El pueblo es sabio, aprende el camino de la revolución sobre la marcha al enfrentar a sus enemigos –la inevitable contrarrevolución con la que habrá que batallar a muerte- y no necesita que se lo dicten desde fuera, ni siquiera con buenas intenciones. Aunque no haya líderes raigales a la vista, estos pueden surgir de las luchas de base, al igual que Evo Morales de los indígenas del Chapare, Hugo Chávez de las filas de los militares patriotas de rango medio, Lula del sindicalismo o Cristina Fernández del peronismo de izquierda.
La revolución árabe está en sus comienzos y puede llevar tiempo la definición de su futuro. Lo importante es que ya el pueblo ha probado el poder que la da tomar las calles y que nada a partir de ahora será igual.

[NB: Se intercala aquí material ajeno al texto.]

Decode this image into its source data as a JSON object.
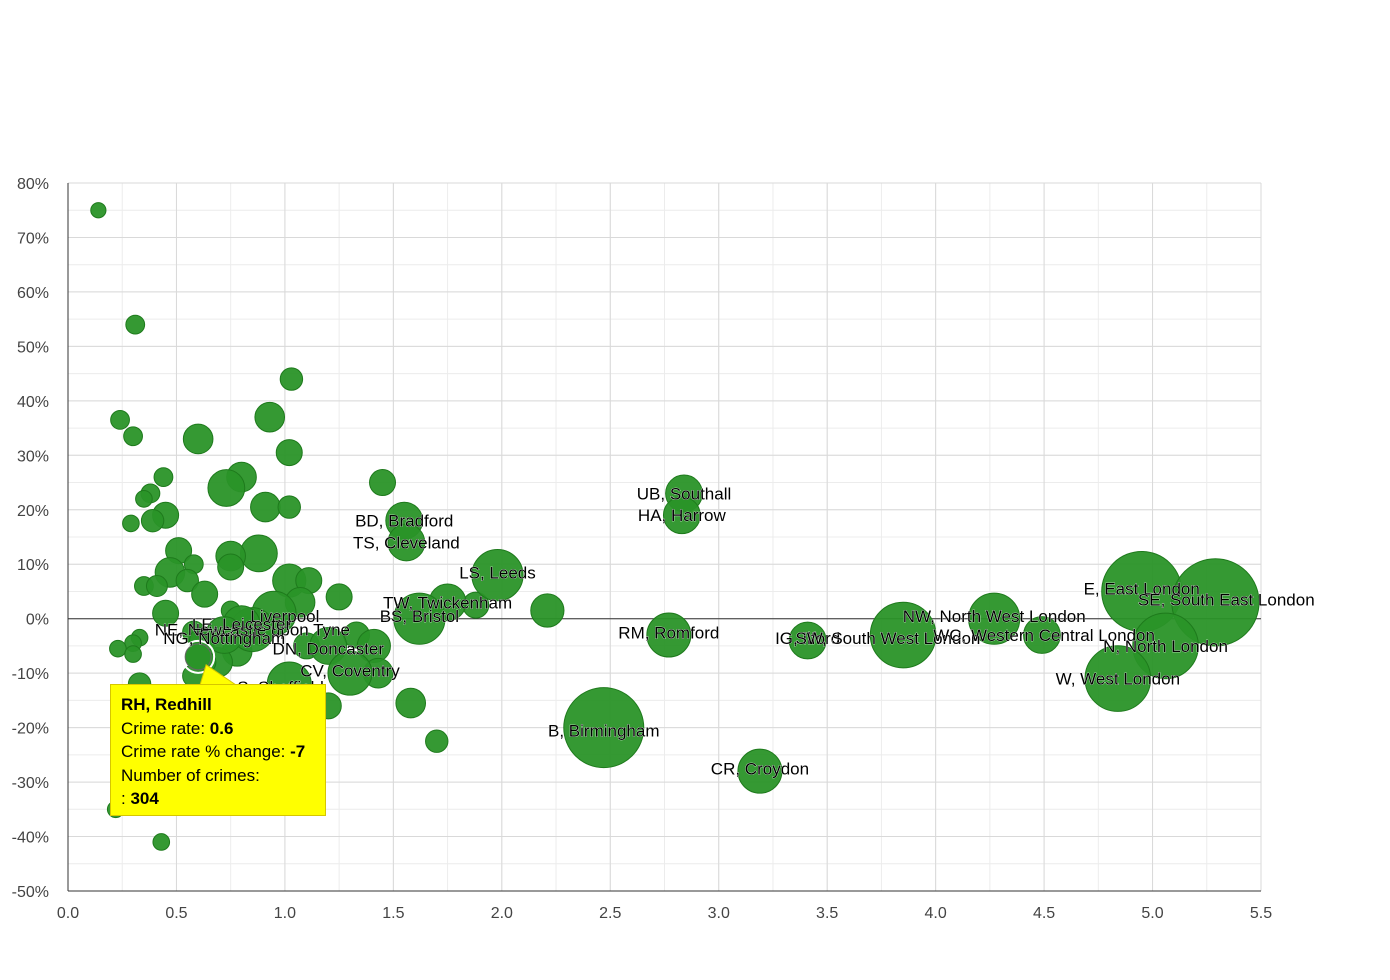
{
  "chart_data": {
    "type": "scatter",
    "subtype": "bubble",
    "title": "",
    "xlabel": "",
    "ylabel": "",
    "xlim": [
      0,
      5.5
    ],
    "ylim": [
      -50,
      80
    ],
    "x_ticks": [
      "0.0",
      "0.5",
      "1.0",
      "1.5",
      "2.0",
      "2.5",
      "3.0",
      "3.5",
      "4.0",
      "4.5",
      "5.0",
      "5.5"
    ],
    "y_ticks": [
      "80%",
      "70%",
      "60%",
      "50%",
      "40%",
      "30%",
      "20%",
      "10%",
      "0%",
      "-10%",
      "-20%",
      "-30%",
      "-40%",
      "-50%"
    ],
    "grid": true,
    "colors": {
      "bubble": "#2a9428",
      "bubble_stroke": "#1e7a1c",
      "tooltip_bg": "#ffff00",
      "grid": "#d9d9d9",
      "zero_line": "#333333"
    },
    "labeled_points": [
      {
        "label": "UB, Southall",
        "x": 2.84,
        "y": 23,
        "size": 4,
        "lx": 2.84,
        "ly": 23
      },
      {
        "label": "HA, Harrow",
        "x": 2.83,
        "y": 19,
        "size": 4,
        "lx": 2.83,
        "ly": 19
      },
      {
        "label": "BD, Bradford",
        "x": 1.55,
        "y": 18,
        "size": 4,
        "lx": 1.55,
        "ly": 18
      },
      {
        "label": "TS, Cleveland",
        "x": 1.56,
        "y": 14,
        "size": 4,
        "lx": 1.56,
        "ly": 14
      },
      {
        "label": "LS, Leeds",
        "x": 1.98,
        "y": 8,
        "size": 6,
        "lx": 1.98,
        "ly": 8.5
      },
      {
        "label": "TW, Twickenham",
        "x": 1.75,
        "y": 3,
        "size": 4,
        "lx": 1.75,
        "ly": 3
      },
      {
        "label": "BS, Bristol",
        "x": 1.62,
        "y": 0,
        "size": 6,
        "lx": 1.62,
        "ly": 0.5
      },
      {
        "label": "Liverpool",
        "x": 0.95,
        "y": 1,
        "size": 5,
        "lx": 1.0,
        "ly": 0.5
      },
      {
        "label": "NE, Newcastle upon Tyne",
        "x": 0.85,
        "y": -2,
        "size": 5,
        "lx": 0.85,
        "ly": -2
      },
      {
        "label": "LE, Leicester",
        "x": 0.8,
        "y": -1,
        "size": 4,
        "lx": 0.8,
        "ly": -1
      },
      {
        "label": "NG, Nottingham",
        "x": 0.72,
        "y": -3,
        "size": 4,
        "lx": 0.72,
        "ly": -3.5
      },
      {
        "label": "DN, Doncaster",
        "x": 1.2,
        "y": -5,
        "size": 4,
        "lx": 1.2,
        "ly": -5.5
      },
      {
        "label": "CV, Coventry",
        "x": 1.3,
        "y": -10,
        "size": 5,
        "lx": 1.3,
        "ly": -9.5
      },
      {
        "label": "S, Sheffield",
        "x": 1.02,
        "y": -12,
        "size": 5,
        "lx": 0.98,
        "ly": -12.5
      },
      {
        "label": "RM, Romford",
        "x": 2.77,
        "y": -3,
        "size": 5,
        "lx": 2.77,
        "ly": -2.5
      },
      {
        "label": "B, Birmingham",
        "x": 2.47,
        "y": -20,
        "size": 10,
        "lx": 2.47,
        "ly": -20.5
      },
      {
        "label": "CR, Croydon",
        "x": 3.19,
        "y": -28,
        "size": 5,
        "lx": 3.19,
        "ly": -27.5
      },
      {
        "label": "IG, Ilford",
        "x": 3.41,
        "y": -4,
        "size": 4,
        "lx": 3.41,
        "ly": -3.5
      },
      {
        "label": "SW, South West London",
        "x": 3.85,
        "y": -3,
        "size": 8,
        "lx": 3.78,
        "ly": -3.5
      },
      {
        "label": "NW, North West London",
        "x": 4.27,
        "y": 0,
        "size": 6,
        "lx": 4.27,
        "ly": 0.5
      },
      {
        "label": "WC, Western Central London",
        "x": 4.49,
        "y": -3,
        "size": 4,
        "lx": 4.5,
        "ly": -3
      },
      {
        "label": "E, East London",
        "x": 4.95,
        "y": 5,
        "size": 10,
        "lx": 4.95,
        "ly": 5.5
      },
      {
        "label": "SE, South East London",
        "x": 5.29,
        "y": 3,
        "size": 11,
        "lx": 5.34,
        "ly": 3.5
      },
      {
        "label": "N, North London",
        "x": 5.06,
        "y": -5,
        "size": 8,
        "lx": 5.06,
        "ly": -5
      },
      {
        "label": "W, West London",
        "x": 4.84,
        "y": -11,
        "size": 8,
        "lx": 4.84,
        "ly": -11
      }
    ],
    "points": [
      {
        "x": 0.14,
        "y": 75,
        "size": 1
      },
      {
        "x": 0.31,
        "y": 54,
        "size": 1.5
      },
      {
        "x": 1.03,
        "y": 44,
        "size": 2
      },
      {
        "x": 0.24,
        "y": 36.5,
        "size": 1.5
      },
      {
        "x": 0.93,
        "y": 37,
        "size": 3
      },
      {
        "x": 0.3,
        "y": 33.5,
        "size": 1.5
      },
      {
        "x": 0.6,
        "y": 33,
        "size": 3
      },
      {
        "x": 1.02,
        "y": 30.5,
        "size": 2.5
      },
      {
        "x": 0.44,
        "y": 26,
        "size": 1.5
      },
      {
        "x": 0.8,
        "y": 26,
        "size": 3
      },
      {
        "x": 1.45,
        "y": 25,
        "size": 2.5
      },
      {
        "x": 0.73,
        "y": 24,
        "size": 4
      },
      {
        "x": 0.38,
        "y": 23,
        "size": 1.5
      },
      {
        "x": 0.35,
        "y": 22,
        "size": 1.2
      },
      {
        "x": 0.91,
        "y": 20.5,
        "size": 3
      },
      {
        "x": 1.02,
        "y": 20.5,
        "size": 2
      },
      {
        "x": 0.45,
        "y": 19,
        "size": 2.5
      },
      {
        "x": 0.39,
        "y": 18,
        "size": 2
      },
      {
        "x": 0.29,
        "y": 17.5,
        "size": 1.2
      },
      {
        "x": 0.88,
        "y": 12,
        "size": 4
      },
      {
        "x": 0.51,
        "y": 12.5,
        "size": 2.5
      },
      {
        "x": 0.75,
        "y": 11.5,
        "size": 3
      },
      {
        "x": 0.58,
        "y": 10,
        "size": 1.5
      },
      {
        "x": 0.75,
        "y": 9.5,
        "size": 2.5
      },
      {
        "x": 0.47,
        "y": 8.5,
        "size": 3
      },
      {
        "x": 1.02,
        "y": 7,
        "size": 3.5
      },
      {
        "x": 1.11,
        "y": 7,
        "size": 2.5
      },
      {
        "x": 0.55,
        "y": 7,
        "size": 2
      },
      {
        "x": 0.35,
        "y": 6,
        "size": 1.5
      },
      {
        "x": 0.41,
        "y": 6,
        "size": 1.8
      },
      {
        "x": 0.63,
        "y": 4.5,
        "size": 2.5
      },
      {
        "x": 1.25,
        "y": 4,
        "size": 2.5
      },
      {
        "x": 1.07,
        "y": 3,
        "size": 3
      },
      {
        "x": 1.88,
        "y": 2.5,
        "size": 2.5
      },
      {
        "x": 2.21,
        "y": 1.5,
        "size": 3.5
      },
      {
        "x": 0.75,
        "y": 1.5,
        "size": 1.5
      },
      {
        "x": 0.45,
        "y": 1,
        "size": 2.5
      },
      {
        "x": 0.58,
        "y": -2.5,
        "size": 2
      },
      {
        "x": 0.62,
        "y": -4,
        "size": 2.5
      },
      {
        "x": 0.33,
        "y": -3.5,
        "size": 1.2
      },
      {
        "x": 0.3,
        "y": -4.5,
        "size": 1.2
      },
      {
        "x": 0.23,
        "y": -5.5,
        "size": 1.2
      },
      {
        "x": 0.3,
        "y": -6.5,
        "size": 1.2
      },
      {
        "x": 0.78,
        "y": -6,
        "size": 3
      },
      {
        "x": 1.1,
        "y": -5,
        "size": 2.5
      },
      {
        "x": 1.33,
        "y": -3,
        "size": 2.5
      },
      {
        "x": 1.41,
        "y": -5,
        "size": 3.5
      },
      {
        "x": 0.89,
        "y": -2.5,
        "size": 2.5
      },
      {
        "x": 0.69,
        "y": -8,
        "size": 3
      },
      {
        "x": 0.63,
        "y": -8,
        "size": 2
      },
      {
        "x": 0.58,
        "y": -10.5,
        "size": 2
      },
      {
        "x": 1.43,
        "y": -10,
        "size": 3
      },
      {
        "x": 0.33,
        "y": -12,
        "size": 2
      },
      {
        "x": 1.2,
        "y": -16,
        "size": 2.5
      },
      {
        "x": 1.58,
        "y": -15.5,
        "size": 3
      },
      {
        "x": 1.7,
        "y": -22.5,
        "size": 2
      },
      {
        "x": 0.22,
        "y": -35,
        "size": 1.2
      },
      {
        "x": 0.43,
        "y": -41,
        "size": 1.2
      }
    ],
    "highlighted_point": {
      "label": "RH, Redhill",
      "x": 0.6,
      "y": -7,
      "crimes": 304,
      "size": 2.5
    },
    "tooltip": {
      "title": "RH, Redhill",
      "rate_label": "Crime rate: ",
      "rate_value": "0.6",
      "change_label": "Crime rate % change: ",
      "change_value": "-7",
      "count_label": "Number of crimes:",
      "count_prefix": ": ",
      "count_value": "304"
    }
  }
}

Mubarak podrá en el pataleo mandar sus esbirros de civil a ensañarse con los manifestantes, hacer que el ejército trate de desmovilizar las protestas o presionarlo a que las reprima, pero sus días en el poder están contados y las multitudes en la Plaza Tahrir serán mayores y más radicales mientras más traten Washington y sus aliados de evitarlo.
Las masas árabes quieren democracia, sí, pero en su acepción etimológica de gobierno del pueblo, una que no desea ser de elites como la occidental, sino en la que el pueblo de veras decida su destino. Y es que no ha habido mayores enemigos de la democracia en el mundo árabe que Estados Unidos y sus aliados. Ellos han impuesto a los tiranos de turno y fresco está el ejemplo del veto a Hamas, votado abrumadoramente por los palestinos, o a Hezbolah en Líbano, que por mucho que les pese es la fuerza política más popular del país de los cedros y, por cierto, inspiradora y ejemplo en muchos sentidos de esta gran revolución árabe.